The value of a particular investment follows a pattern of exponential growth. You invested money in a money market account. The value of your investment t years after your initial investment is given by the exponential growth model A = 7300e0.066t. How much did you initially invest in the account?
e^0 = 1
so at time t=0, A = 7300
To find out how much you initially invested in the account, we can use the given exponential growth model.
The exponential growth model is represented by:
A = P * e^(rt)
Where:
A is the final value of the investment
P is the initial investment
e is the base of natural logarithms (approximately 2.71828)
r is the growth rate
t is the time in years
In this case, the formula for the investment is given as:
A = 7300e^(0.066t)
Since we want to find the initial investment, which is represented by P, we need to rearrange the formula to solve for P.

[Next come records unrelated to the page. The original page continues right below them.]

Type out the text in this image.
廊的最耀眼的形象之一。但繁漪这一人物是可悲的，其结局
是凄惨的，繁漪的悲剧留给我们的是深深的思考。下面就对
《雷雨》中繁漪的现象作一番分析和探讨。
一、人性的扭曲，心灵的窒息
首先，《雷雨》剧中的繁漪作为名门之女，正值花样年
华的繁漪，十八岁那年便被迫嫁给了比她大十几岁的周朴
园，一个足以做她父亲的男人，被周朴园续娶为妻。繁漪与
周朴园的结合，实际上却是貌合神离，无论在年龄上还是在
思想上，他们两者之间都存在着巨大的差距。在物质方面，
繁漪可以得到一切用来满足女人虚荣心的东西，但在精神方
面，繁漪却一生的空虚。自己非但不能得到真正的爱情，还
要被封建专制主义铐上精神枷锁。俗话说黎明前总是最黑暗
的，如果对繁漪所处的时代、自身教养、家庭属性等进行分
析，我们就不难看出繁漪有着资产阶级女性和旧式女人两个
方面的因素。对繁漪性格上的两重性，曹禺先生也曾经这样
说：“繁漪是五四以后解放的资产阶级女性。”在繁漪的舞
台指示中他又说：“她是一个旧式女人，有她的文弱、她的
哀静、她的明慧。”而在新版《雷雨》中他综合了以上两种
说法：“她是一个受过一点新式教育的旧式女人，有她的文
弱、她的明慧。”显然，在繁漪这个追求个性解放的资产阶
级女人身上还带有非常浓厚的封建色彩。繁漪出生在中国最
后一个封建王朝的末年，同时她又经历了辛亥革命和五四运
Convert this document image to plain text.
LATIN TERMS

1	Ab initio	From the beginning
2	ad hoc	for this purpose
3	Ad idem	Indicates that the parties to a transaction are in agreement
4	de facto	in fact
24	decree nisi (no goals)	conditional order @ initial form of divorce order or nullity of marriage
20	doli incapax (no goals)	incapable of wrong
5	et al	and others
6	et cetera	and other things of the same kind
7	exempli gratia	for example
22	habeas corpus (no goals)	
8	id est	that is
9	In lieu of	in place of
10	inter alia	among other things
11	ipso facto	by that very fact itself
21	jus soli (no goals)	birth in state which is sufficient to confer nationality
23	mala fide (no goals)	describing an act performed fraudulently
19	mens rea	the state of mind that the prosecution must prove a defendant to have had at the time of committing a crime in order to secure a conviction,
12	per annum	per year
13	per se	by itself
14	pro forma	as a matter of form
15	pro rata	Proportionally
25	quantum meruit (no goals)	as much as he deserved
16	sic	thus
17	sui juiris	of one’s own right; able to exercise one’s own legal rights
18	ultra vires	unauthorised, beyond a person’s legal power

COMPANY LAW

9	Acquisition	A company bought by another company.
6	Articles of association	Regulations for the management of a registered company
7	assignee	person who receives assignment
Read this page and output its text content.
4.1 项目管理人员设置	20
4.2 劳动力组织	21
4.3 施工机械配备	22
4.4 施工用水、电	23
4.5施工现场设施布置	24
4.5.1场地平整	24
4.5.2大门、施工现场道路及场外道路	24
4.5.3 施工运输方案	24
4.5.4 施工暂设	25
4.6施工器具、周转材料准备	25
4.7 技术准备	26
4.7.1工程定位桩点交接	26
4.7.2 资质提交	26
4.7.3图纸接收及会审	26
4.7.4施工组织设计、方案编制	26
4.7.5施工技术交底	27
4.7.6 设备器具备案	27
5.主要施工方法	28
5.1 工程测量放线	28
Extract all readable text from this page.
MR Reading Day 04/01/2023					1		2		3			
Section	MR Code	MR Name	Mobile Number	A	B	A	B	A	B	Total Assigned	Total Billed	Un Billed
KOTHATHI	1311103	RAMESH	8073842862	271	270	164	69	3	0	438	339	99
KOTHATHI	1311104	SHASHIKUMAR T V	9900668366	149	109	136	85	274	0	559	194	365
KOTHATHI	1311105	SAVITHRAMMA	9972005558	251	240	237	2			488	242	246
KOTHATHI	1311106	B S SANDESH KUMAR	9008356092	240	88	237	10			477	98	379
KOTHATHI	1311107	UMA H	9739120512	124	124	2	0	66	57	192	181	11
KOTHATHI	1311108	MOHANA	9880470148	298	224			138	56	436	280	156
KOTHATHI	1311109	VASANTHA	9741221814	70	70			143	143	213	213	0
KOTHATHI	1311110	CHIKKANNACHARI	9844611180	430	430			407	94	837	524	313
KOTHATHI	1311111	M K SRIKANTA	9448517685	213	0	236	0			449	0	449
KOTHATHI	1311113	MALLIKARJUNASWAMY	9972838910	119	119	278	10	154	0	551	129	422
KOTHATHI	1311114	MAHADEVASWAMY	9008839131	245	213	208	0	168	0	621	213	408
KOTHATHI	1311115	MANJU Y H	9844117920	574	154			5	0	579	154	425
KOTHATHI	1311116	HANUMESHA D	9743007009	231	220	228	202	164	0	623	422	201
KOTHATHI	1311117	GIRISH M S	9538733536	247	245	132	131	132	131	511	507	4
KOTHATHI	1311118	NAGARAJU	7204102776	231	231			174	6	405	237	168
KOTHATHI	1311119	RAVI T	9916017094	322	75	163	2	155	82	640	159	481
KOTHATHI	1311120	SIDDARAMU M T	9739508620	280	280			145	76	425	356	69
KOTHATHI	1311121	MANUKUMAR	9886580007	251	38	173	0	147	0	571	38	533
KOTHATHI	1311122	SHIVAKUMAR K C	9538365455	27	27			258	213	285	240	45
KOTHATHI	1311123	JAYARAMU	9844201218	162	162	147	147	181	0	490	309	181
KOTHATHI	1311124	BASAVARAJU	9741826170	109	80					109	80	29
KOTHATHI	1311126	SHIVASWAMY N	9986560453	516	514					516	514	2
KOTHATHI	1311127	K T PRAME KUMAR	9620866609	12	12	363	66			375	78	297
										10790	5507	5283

Divide both sides of the equation by e^(0.066t):
A/e^(0.066t) = P
Now, substitute the given values into the equation. We know that A = 7300 and t = 0 (since it's the initial investment).
P = 7300 / e^(0.066 * 0)
Since anything raised to the power of 0 equals 1, we have:
P = 7300 / e^0
e^0 = 1
Therefore, the initial investment (P) is equal to:
P = 7300 / 1
So, you initially invested $7300 in the account.